A beautiful older woman was lying in bed, beneath a summer quilt. Someone had carefully arranged her silvery hair, polished her fingernails, even daubed on a touch of lipstick. She was mouthing barely audible words and moving a bit restlessly.

“This is so great, the dog coming. She loved her dogs so much,” whispered Carol as we entered the room.

Carol introduced us loudly and slowly. “This is Izzy,” she said. “And Jon. They’ve come to see you. Izzy is just like Flash. You remember Flash, Mama, don’t you?”

Jamie stared at the ceiling and began mumbling. I came to the foot of the bed, looked at Izzy, and gestured to the foot of the bed; he hopped up. “Stay,” I whispered, and he sat stock-still.

Jamie seemed unaware of his presence. I waited. Carol was quiet, too. Keith, watching from the doorway, might have been nervous about what would happen with Washington County Hospice’s first canine volunteer.

Izzy seemed a bit uncertain, not sure what was happening, looking first at me, then at Jamie. He’d never been in the company before of someone so debilitated, so close to the end; clearly, it was strange to him. Was it smart, I found myself wondering, to bring along this dog, who’d spent most of the first four years of his life alone outdoors? But he looked all right, his ears and tail up, no signs of stress or anxiety. In fact, he seemed to be studying the room, looking carefully at me, at Jamie and Carol, seeking cues.

He cocked his head at me. “It’s OK, Iz,” I said. “Say hello.”

He seemed to get it then, some invisible trigger or instinct kicking in. I hovered nearby, ready to move in quickly if there was trouble. This was a dying woman who didn’t want to be touched. Would she be frightened or perhaps frighten Izzy? How would he respond to a situation he’d never been in, couldn’t really be trained in advance to handle?

He lay down and very slowly began inching up the side of the bed. He didn’t step on Jamie, or even graze her frail body, just crept slowly alongside her. When he got close to her hand, he burrowed his head beneath it and lay still.

Jamie stopped muttering. Her face looked alarmed at first; then she broke into a slight smile. She didn’t look at Izzy, but moved her hand slightly, feeling his forehead and his ears.

“Oh,” she said. “Oh.” And then, smiling, “Oh, how pretty … pretty.”

“This is the first time she’s said real words in weeks,” Carol whispered, astonished.

Izzy kept quite still as Jamie stroked him and talked in disjointed sentences, still smiling. After a while, she drifted off. A few minutes later, her hand still resting on Izzy’s head, she awakened and stared at the ceiling, and smiled again. She seemed calmer than when we’d come in.

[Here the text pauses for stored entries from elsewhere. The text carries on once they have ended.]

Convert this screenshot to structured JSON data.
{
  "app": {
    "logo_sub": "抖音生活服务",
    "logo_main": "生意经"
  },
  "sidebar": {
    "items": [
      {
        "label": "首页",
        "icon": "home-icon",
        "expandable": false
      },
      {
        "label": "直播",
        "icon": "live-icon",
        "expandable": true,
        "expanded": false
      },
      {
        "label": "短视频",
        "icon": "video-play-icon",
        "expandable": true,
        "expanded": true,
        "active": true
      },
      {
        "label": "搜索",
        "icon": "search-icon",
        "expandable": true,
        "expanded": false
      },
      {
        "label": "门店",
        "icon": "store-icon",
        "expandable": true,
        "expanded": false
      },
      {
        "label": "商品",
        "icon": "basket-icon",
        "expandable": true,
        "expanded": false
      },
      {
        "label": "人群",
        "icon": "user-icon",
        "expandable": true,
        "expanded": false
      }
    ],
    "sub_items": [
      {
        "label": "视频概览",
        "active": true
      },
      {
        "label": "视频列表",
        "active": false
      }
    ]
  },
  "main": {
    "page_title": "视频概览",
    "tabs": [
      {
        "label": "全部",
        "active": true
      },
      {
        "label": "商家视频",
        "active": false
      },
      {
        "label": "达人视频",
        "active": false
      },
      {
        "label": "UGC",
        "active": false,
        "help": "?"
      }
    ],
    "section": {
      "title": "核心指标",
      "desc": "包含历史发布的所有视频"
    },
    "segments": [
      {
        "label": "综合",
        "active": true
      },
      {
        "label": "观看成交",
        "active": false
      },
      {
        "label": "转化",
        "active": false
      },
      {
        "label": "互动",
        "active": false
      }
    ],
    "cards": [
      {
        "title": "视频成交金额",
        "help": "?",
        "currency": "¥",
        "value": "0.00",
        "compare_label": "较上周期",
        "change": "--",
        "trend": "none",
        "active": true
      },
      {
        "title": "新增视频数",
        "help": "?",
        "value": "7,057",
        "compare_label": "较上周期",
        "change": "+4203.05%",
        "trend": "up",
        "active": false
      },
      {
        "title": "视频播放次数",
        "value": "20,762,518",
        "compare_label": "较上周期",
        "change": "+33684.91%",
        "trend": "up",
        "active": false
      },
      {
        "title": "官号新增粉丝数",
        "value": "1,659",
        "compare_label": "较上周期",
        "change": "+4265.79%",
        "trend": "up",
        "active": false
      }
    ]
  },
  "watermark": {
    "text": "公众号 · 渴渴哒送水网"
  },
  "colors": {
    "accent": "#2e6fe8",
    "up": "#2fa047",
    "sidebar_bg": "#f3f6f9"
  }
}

After 15 minutes, without instruction, Izzy extricated himself and skipped down from the bed, circling around to Carol, offering her a friendly paw. She kneeled on the floor, weeping, and held Izzy for a long moment. Then our visit was over, the hospice canine volunteer program launched.

“I can’t explain how much this means,” Carol told me as we left. “For a minute I had my mother back.”

We agreed to return the following week. Later, we learned that Jamie allowed Carol to bathe and change her without fear or resistance. Why this would be true was nothing any of us could explain, but something was different.

Outside, Keith shook my hand and leaned over to praise Izzy. “This works,” he said. “This is awesome. Izzy is a natural. You aren’t so bad yourself.”